Indeed, Craig and company began to sync up in the third quarter. The explosive playmaking quarterback threw two interceptions in the first half, but in the second he was calm and cool, divvying up the targets to Nyembo, Aaron Krause, Nick Halvorsen, Jake Eilers and Nick Niedermeyer. On the first drive of the third quarter, Craig connected with Nyembo on a perfectly placed 46-yard touchdown pass and subsequently set up a Hayden Skiba field goal with a couple of highlight reel dimes to Nyembo and Williams. And in the fourth floating to his left, the junior lofted a tight spiral in between two Lava Bear defensive back to the towering Krause, who high pointed the ball, secured it and rolled into the paint to make it 40-7.

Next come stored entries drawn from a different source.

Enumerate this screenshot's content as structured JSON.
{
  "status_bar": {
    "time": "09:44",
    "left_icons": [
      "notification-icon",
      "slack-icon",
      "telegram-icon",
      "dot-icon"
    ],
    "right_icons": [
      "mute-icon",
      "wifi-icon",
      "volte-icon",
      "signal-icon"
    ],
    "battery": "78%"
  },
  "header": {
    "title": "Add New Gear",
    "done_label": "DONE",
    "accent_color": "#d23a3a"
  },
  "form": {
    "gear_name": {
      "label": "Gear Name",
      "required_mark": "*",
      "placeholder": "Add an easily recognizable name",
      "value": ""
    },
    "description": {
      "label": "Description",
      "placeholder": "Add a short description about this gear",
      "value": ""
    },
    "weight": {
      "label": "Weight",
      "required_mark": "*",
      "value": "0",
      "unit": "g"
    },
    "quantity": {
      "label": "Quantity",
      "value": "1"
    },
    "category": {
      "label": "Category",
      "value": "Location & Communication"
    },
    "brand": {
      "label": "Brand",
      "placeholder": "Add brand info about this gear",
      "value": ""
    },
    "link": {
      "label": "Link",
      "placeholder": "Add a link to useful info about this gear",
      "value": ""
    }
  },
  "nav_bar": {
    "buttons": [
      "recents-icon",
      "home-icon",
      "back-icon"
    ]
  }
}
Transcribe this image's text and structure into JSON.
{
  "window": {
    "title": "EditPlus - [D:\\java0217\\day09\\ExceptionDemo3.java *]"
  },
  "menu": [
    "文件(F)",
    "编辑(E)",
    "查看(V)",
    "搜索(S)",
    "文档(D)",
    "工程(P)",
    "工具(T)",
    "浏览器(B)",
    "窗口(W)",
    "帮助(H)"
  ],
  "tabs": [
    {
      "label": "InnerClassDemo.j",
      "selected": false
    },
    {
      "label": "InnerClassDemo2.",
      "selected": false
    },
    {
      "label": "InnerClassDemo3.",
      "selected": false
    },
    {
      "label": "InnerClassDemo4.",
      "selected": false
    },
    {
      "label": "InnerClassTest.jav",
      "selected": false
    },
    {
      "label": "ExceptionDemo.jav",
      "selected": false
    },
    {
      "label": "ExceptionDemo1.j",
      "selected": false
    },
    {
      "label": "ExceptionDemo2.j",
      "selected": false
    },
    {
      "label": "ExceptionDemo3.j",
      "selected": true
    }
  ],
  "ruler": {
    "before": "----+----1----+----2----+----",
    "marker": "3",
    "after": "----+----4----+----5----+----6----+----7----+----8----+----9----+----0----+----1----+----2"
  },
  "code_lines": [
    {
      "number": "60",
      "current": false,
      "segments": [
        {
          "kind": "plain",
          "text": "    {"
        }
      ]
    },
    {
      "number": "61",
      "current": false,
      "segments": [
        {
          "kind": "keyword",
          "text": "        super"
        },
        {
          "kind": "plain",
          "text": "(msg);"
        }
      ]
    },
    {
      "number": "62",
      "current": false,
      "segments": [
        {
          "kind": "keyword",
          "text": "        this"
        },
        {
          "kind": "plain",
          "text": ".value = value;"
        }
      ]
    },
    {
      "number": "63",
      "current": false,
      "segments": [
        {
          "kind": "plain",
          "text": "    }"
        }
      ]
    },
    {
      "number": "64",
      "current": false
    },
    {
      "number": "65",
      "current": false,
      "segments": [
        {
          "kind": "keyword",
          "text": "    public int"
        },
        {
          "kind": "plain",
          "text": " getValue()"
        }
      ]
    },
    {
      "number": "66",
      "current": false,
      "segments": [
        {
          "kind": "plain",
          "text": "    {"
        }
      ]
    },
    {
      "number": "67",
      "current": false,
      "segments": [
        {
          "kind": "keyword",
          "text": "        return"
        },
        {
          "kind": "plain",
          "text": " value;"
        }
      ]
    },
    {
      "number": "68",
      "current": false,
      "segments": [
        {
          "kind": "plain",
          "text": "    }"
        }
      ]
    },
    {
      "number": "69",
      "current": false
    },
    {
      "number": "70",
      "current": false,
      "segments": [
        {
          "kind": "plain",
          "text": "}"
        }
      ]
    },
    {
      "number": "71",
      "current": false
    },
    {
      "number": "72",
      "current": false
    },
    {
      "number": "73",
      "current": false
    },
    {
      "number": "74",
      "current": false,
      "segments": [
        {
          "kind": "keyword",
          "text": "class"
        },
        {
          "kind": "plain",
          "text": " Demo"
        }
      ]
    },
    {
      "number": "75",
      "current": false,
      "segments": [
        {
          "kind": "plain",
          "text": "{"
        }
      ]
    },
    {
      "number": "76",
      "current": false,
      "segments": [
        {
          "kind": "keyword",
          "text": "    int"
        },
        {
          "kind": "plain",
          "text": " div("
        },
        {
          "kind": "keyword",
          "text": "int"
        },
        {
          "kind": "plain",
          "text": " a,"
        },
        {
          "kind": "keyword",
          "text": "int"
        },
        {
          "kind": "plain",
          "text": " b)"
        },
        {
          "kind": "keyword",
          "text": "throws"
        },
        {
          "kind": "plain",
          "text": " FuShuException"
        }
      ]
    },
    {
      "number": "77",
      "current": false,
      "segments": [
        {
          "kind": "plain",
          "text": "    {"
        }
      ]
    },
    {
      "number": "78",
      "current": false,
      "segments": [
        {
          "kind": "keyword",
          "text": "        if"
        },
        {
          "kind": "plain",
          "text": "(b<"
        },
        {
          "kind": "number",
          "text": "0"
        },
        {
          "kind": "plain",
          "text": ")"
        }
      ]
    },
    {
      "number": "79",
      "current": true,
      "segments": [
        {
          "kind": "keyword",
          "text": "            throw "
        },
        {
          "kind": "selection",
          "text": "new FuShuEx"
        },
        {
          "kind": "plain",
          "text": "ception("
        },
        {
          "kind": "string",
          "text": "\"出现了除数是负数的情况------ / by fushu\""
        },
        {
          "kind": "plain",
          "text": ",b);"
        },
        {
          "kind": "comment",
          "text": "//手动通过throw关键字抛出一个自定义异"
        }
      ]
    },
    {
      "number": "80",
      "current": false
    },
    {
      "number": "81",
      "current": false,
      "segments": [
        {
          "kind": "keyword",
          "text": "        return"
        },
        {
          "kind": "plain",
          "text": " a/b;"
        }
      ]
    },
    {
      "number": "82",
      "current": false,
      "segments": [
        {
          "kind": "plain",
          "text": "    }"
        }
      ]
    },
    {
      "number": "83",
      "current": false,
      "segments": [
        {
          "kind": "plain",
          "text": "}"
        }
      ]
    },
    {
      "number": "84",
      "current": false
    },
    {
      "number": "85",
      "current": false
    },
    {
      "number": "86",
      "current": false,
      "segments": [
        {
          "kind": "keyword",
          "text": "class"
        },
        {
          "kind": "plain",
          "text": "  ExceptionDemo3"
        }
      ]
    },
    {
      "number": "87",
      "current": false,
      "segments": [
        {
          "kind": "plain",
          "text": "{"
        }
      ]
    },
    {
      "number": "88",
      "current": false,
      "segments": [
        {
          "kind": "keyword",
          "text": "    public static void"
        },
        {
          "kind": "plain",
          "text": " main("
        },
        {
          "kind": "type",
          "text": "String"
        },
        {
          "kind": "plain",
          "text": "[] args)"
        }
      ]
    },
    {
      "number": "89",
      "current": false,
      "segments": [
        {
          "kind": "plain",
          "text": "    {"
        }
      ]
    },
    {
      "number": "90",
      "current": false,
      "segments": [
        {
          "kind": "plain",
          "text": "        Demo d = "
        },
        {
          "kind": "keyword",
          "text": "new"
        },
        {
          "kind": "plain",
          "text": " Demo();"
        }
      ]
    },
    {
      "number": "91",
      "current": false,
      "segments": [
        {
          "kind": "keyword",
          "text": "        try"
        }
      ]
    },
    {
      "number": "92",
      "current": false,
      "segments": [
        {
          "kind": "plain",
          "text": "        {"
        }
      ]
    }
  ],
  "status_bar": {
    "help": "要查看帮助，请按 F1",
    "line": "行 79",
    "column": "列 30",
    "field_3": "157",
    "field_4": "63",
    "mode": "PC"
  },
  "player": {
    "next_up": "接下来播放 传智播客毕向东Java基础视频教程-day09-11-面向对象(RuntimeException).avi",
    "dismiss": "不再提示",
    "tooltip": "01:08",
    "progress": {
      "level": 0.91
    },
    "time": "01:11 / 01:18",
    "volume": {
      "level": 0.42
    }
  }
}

Sunset awaits a Liberty team that some pegged as a preseason dark horse to reach the semis. In the team's two prior meetings as Metro rivals, the Apollos beat the Falcons in each instance including a 35-25 prevailing last year. To Sunset, Liberty's elaborate spread option scheme and tricky offensive formations are nothing new. Craig's confidence is soaring with six wins and nine starts under his belt not to mention his recent first-team all-Metro selection. The Apollo defense is brimming with belief and getting better each week. Skiba is a threat whose long kickoffs put opponents in less than ideal field position. Sunset is hitting its full stride at the right time and goes to Liberty fully in tune with the task at hand.